Property owners, families connected to cemetery discuss access solutions
Families tied to the freedman community from the Denton and Pilot Point area took the chance to visit the graves of their ancestors on Saturday morning at the St. John's Cemetery.
The site is surrounded by private land off of Hub Clark Road, and access to the cemetery has been a point of contention between property owners and the descendants of the people interred there.
'I think God's smiling on us because we're doing this, and it's important,' Willie Hudspeth said. 'But there's no fanfare. There's nobody out here. There's no high-power politician or a governing body. Doesn't matter. It's us, and ... I'm going to be empowered because of this get-together.'
Up to 2024, Denton County had maintained the property, but the Commissioners Court voted that year to discontinue grounds maintenance, with Commissioner Ryan Williams saying the county did not fund maintenance of any other cemetery as the reason.

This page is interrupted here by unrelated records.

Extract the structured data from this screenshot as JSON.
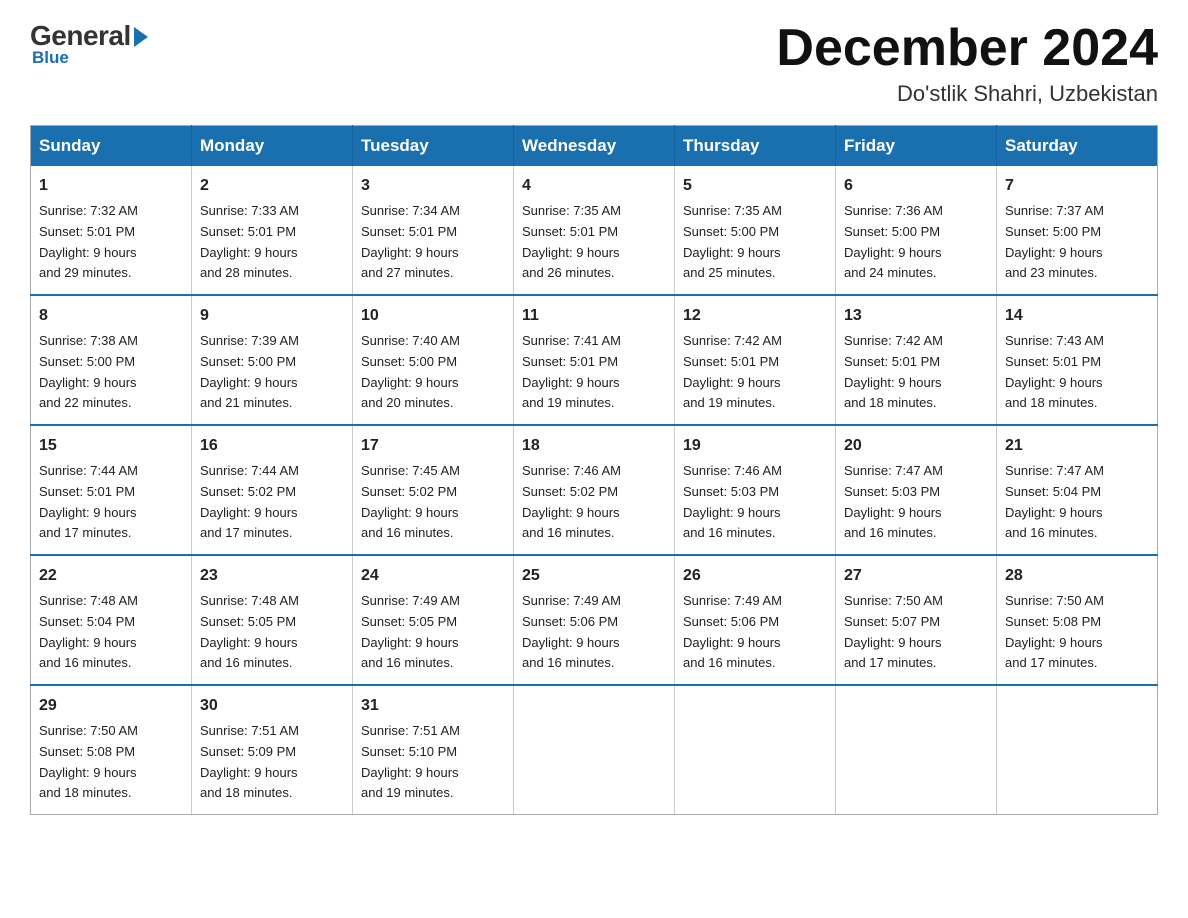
{
  "logo": {
    "general": "General",
    "blue": "Blue"
  },
  "header": {
    "month": "December 2024",
    "location": "Do'stlik Shahri, Uzbekistan"
  },
  "days_of_week": [
    "Sunday",
    "Monday",
    "Tuesday",
    "Wednesday",
    "Thursday",
    "Friday",
    "Saturday"
  ],
  "weeks": [
    [
      {
        "day": "1",
        "sunrise": "7:32 AM",
        "sunset": "5:01 PM",
        "daylight": "9 hours and 29 minutes."
      },
      {
        "day": "2",
        "sunrise": "7:33 AM",
        "sunset": "5:01 PM",
        "daylight": "9 hours and 28 minutes."
      },
      {
        "day": "3",
        "sunrise": "7:34 AM",
        "sunset": "5:01 PM",
        "daylight": "9 hours and 27 minutes."
      },
      {
        "day": "4",
        "sunrise": "7:35 AM",
        "sunset": "5:01 PM",
        "daylight": "9 hours and 26 minutes."
      },
      {
        "day": "5",
        "sunrise": "7:35 AM",
        "sunset": "5:00 PM",
        "daylight": "9 hours and 25 minutes."
      },
      {
        "day": "6",
        "sunrise": "7:36 AM",
        "sunset": "5:00 PM",
        "daylight": "9 hours and 24 minutes."
      },
      {
        "day": "7",
        "sunrise": "7:37 AM",
        "sunset": "5:00 PM",
        "daylight": "9 hours and 23 minutes."
      }
    ],
    [
      {
        "day": "8",
        "sunrise": "7:38 AM",
        "sunset": "5:00 PM",
        "daylight": "9 hours and 22 minutes."
      },
      {
        "day": "9",
        "sunrise": "7:39 AM",
        "sunset": "5:00 PM",
        "daylight": "9 hours and 21 minutes."
      },
      {
        "day": "10",
        "sunrise": "7:40 AM",
        "sunset": "5:00 PM",
        "daylight": "9 hours and 20 minutes."
      },
      {
        "day": "11",
        "sunrise": "7:41 AM",
        "sunset": "5:01 PM",
        "daylight": "9 hours and 19 minutes."
      },
      {
        "day": "12",
        "sunrise": "7:42 AM",
        "sunset": "5:01 PM",
        "daylight": "9 hours and 19 minutes."
      },
      {
        "day": "13",
        "sunrise": "7:42 AM",
        "sunset": "5:01 PM",
        "daylight": "9 hours and 18 minutes."
      },
      {
        "day": "14",
        "sunrise": "7:43 AM",
        "sunset": "5:01 PM",
        "daylight": "9 hours and 18 minutes."
      }
    ],
    [
      {
        "day": "15",
        "sunrise": "7:44 AM",
        "sunset": "5:01 PM",
        "daylight": "9 hours and 17 minutes."
      },
      {
        "day": "16",
        "sunrise": "7:44 AM",
        "sunset": "5:02 PM",
        "daylight": "9 hours and 17 minutes."
      },
      {
        "day": "17",
        "sunrise": "7:45 AM",
        "sunset": "5:02 PM",
        "daylight": "9 hours and 16 minutes."
      },
      {
        "day": "18",
        "sunrise": "7:46 AM",
        "sunset": "5:02 PM",
        "daylight": "9 hours and 16 minutes."
      },
      {
        "day": "19",
        "sunrise": "7:46 AM",
        "sunset": "5:03 PM",
        "daylight": "9 hours and 16 minutes."
      },
      {
        "day": "20",
        "sunrise": "7:47 AM",
        "sunset": "5:03 PM",
        "daylight": "9 hours and 16 minutes."
      },
      {
        "day": "21",
        "sunrise": "7:47 AM",
        "sunset": "5:04 PM",
        "daylight": "9 hours and 16 minutes."
      }
    ],
    [
      {
        "day": "22",
        "sunrise": "7:48 AM",
        "sunset": "5:04 PM",
        "daylight": "9 hours and 16 minutes."
      },
      {
        "day": "23",
        "sunrise": "7:48 AM",
        "sunset": "5:05 PM",
        "daylight": "9 hours and 16 minutes."
      },
      {
        "day": "24",
        "sunrise": "7:49 AM",
        "sunset": "5:05 PM",
        "daylight": "9 hours and 16 minutes."
      },
      {
        "day": "25",
        "sunrise": "7:49 AM",
        "sunset": "5:06 PM",
        "daylight": "9 hours and 16 minutes."
      },
      {
        "day": "26",
        "sunrise": "7:49 AM",
        "sunset": "5:06 PM",
        "daylight": "9 hours and 16 minutes."
      },
      {
        "day": "27",
        "sunrise": "7:50 AM",
        "sunset": "5:07 PM",
        "daylight": "9 hours and 17 minutes."
      },
      {
        "day": "28",
        "sunrise": "7:50 AM",
        "sunset": "5:08 PM",
        "daylight": "9 hours and 17 minutes."
      }
    ],
    [
      {
        "day": "29",
        "sunrise": "7:50 AM",
        "sunset": "5:08 PM",
        "daylight": "9 hours and 18 minutes."
      },
      {
        "day": "30",
        "sunrise": "7:51 AM",
        "sunset": "5:09 PM",
        "daylight": "9 hours and 18 minutes."
      },
      {
        "day": "31",
        "sunrise": "7:51 AM",
        "sunset": "5:10 PM",
        "daylight": "9 hours and 19 minutes."
      },
      null,
      null,
      null,
      null
    ]
  ],
  "labels": {
    "sunrise": "Sunrise:",
    "sunset": "Sunset:",
    "daylight": "Daylight:"
  }
}
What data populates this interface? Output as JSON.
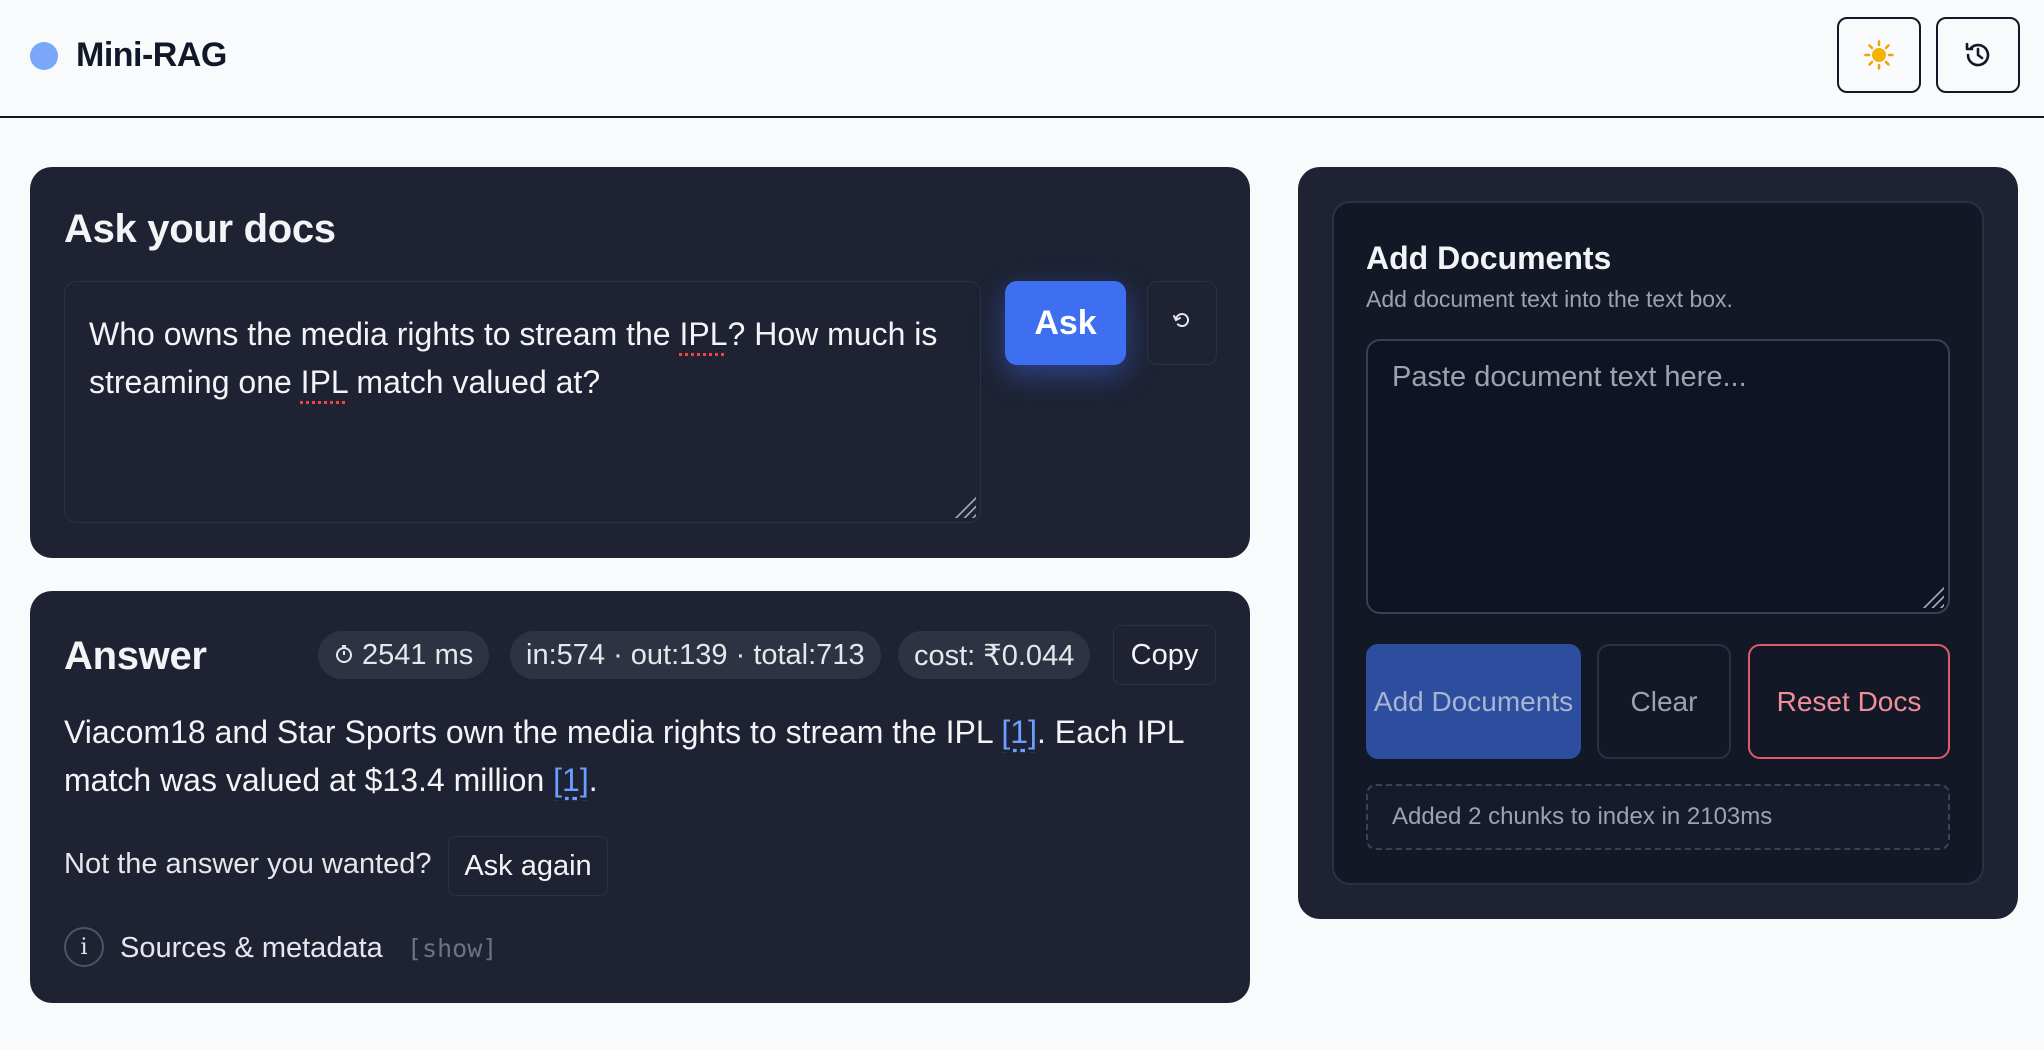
{
  "header": {
    "title": "Mini-RAG",
    "theme_icon": "sun-icon",
    "history_icon": "history-icon",
    "brand_color": "#7aa7f7"
  },
  "ask": {
    "title": "Ask your docs",
    "question_part1": "Who owns the media rights to stream the ",
    "question_ipl1": "IPL",
    "question_part2": "? How much is streaming one ",
    "question_ipl2": "IPL",
    "question_part3": " match valued at?",
    "ask_label": "Ask",
    "reset_icon": "reset-icon"
  },
  "answer": {
    "title": "Answer",
    "time": "2541 ms",
    "tokens": "in:574 · out:139 · total:713",
    "cost": "cost: ₹0.044",
    "copy_label": "Copy",
    "text_part1": "Viacom18 and Star Sports own the media rights to stream the IPL ",
    "cite1": "[1]",
    "text_part2": ". Each IPL match was valued at $13.4 million ",
    "cite2": "[1]",
    "text_part3": ".",
    "feedback_label": "Not the answer you wanted?",
    "ask_again_label": "Ask again",
    "sources_label": "Sources & metadata",
    "show_label": "[show]"
  },
  "docs": {
    "title": "Add Documents",
    "subtitle": "Add document text into the text box.",
    "placeholder": "Paste document text here...",
    "add_label": "Add Documents",
    "clear_label": "Clear",
    "reset_label": "Reset Docs",
    "status": "Added 2 chunks to index in 2103ms"
  },
  "colors": {
    "accent": "#3e6ff0",
    "card": "#1e2233",
    "danger": "#e05a6a"
  }
}
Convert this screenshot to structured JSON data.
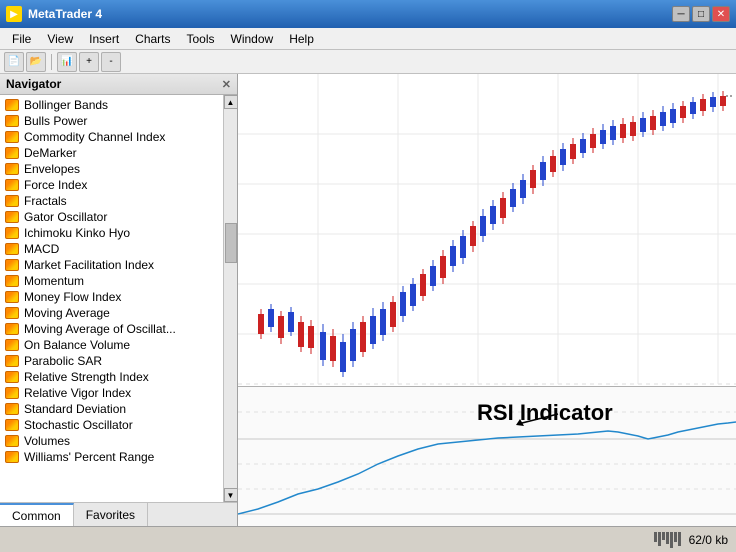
{
  "titleBar": {
    "title": "MetaTrader 4",
    "controls": {
      "minimize": "─",
      "maximize": "□",
      "close": "✕"
    }
  },
  "menuBar": {
    "items": [
      "File",
      "View",
      "Insert",
      "Charts",
      "Tools",
      "Window",
      "Help"
    ]
  },
  "navigator": {
    "title": "Navigator",
    "indicators": [
      "Bollinger Bands",
      "Bulls Power",
      "Commodity Channel Index",
      "DeMarker",
      "Envelopes",
      "Force Index",
      "Fractals",
      "Gator Oscillator",
      "Ichimoku Kinko Hyo",
      "MACD",
      "Market Facilitation Index",
      "Momentum",
      "Money Flow Index",
      "Moving Average",
      "Moving Average of Oscillat...",
      "On Balance Volume",
      "Parabolic SAR",
      "Relative Strength Index",
      "Relative Vigor Index",
      "Standard Deviation",
      "Stochastic Oscillator",
      "Volumes",
      "Williams' Percent Range"
    ],
    "tabs": [
      "Common",
      "Favorites"
    ]
  },
  "chart": {
    "rsiLabel": "RSI Indicator"
  },
  "statusBar": {
    "memory": "62/0 kb"
  }
}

'Just please be careful when you're walking through,' UNT Professor Jessica Luther Rummel said before the group entered the grounds. '... The general rules are, if you can't see the ground directly where you're placing your feet, try not to place your feet there. ... You don't want to fall. Also, be very careful. This is an area that doesn't get a lot of traffic, so there are creatures and critters and all kinds of fun things. There is some poison ivy.'
'Yeah, watch for ticks, too,' property owner Sam Stinchcomb added.
Since 2024, fallen leaves have created a soft layer of detritus throughout the cemetery that masks flat and fallen grave markers, and areas of the 1.5-acre cemetery have been washed out, threatening a section of graves.
'You can see the ground changes,' Luther Rummel said. 'You get a lot of erosion.'
She has led a research project about the St. John's Cemetery.
The site began as a slave cemetery on the Bonner plantation that was purchased by the freedman community of the St. John's Baptist Church in the 1890s.
Some of the grave markers that were previously upright have toppled, which can cause the stone to warp and risks the structural integrity of the memorials; others have been buried by debris.
'Because it's been sitting in the dirt, it's going to be so [degraded], but even if we tried to pick it up and put it on the base, it would just be at risk of falling again and causing more harm,' Luther Rummel said.
Members of the Black community, spearheaded by elders such as Hudspeth and Pearlie Mae Simpson, want to work with the property owners whose land surrounds the cemetery so they can care for the graves of their ancestors and of so many other unknown souls.
Bonnie White's late husband, Pastor John White, had a love for genealogy that included a passion for the St. John's Cemetery.
'Sometimes we, as Black folks, we don't know the things about our families, but John was very adamant about that,' she said later in the day.
While by the graves, Mary Helen Jackson came over to Bonnie and asked, 'Did you see Mr. White over there?'
Bonnie told her she snapped a picture of his grave marker.
'You got a picture this time, so if he moved, you know he was out here,' Jackson said.
After about an hour of allowing people to explore on their own to attempt to locate their relatives' graves, Luther Rummel gathered the group together to honor the known and unknown dead with a name ceremony.
She read the names as Hudspeth handed her a red rose in honor of each known individual, with the remainder honoring the unmarked graves.
'I'm going to leave these last three roses, we'll say one for all the other children, ... one for all of those who were laid to rest here while still enslaved that never got to see the success of their folk who came back and built something wonderful, and one for all the other freed folks buried here who took claim of this space and made it something for themselves and for their community, just like we're going to do.'
The families said they want to work with the property owners, who expressed concerns about constant access to the spot leading to inappropriate or dangerous activity because of the remote location of the cemetery.
'I'm going to talk to my brother and say, 'What can we do to make this right?'' Hudspeth said. '... That's what this hallowed ground will represent for a lot of people in the future when we're allowed to come out here and just sit.'
Following the work and ceremony at the cemetery, the group was invited to attend a presentation at the St. James's Baptist Church in Pilot Point.
'Those individuals are silent and they can't speak for themselves, and so therefore, I just deem it necessary for me to have something to say concerning those that are buried there,' Bonnie said.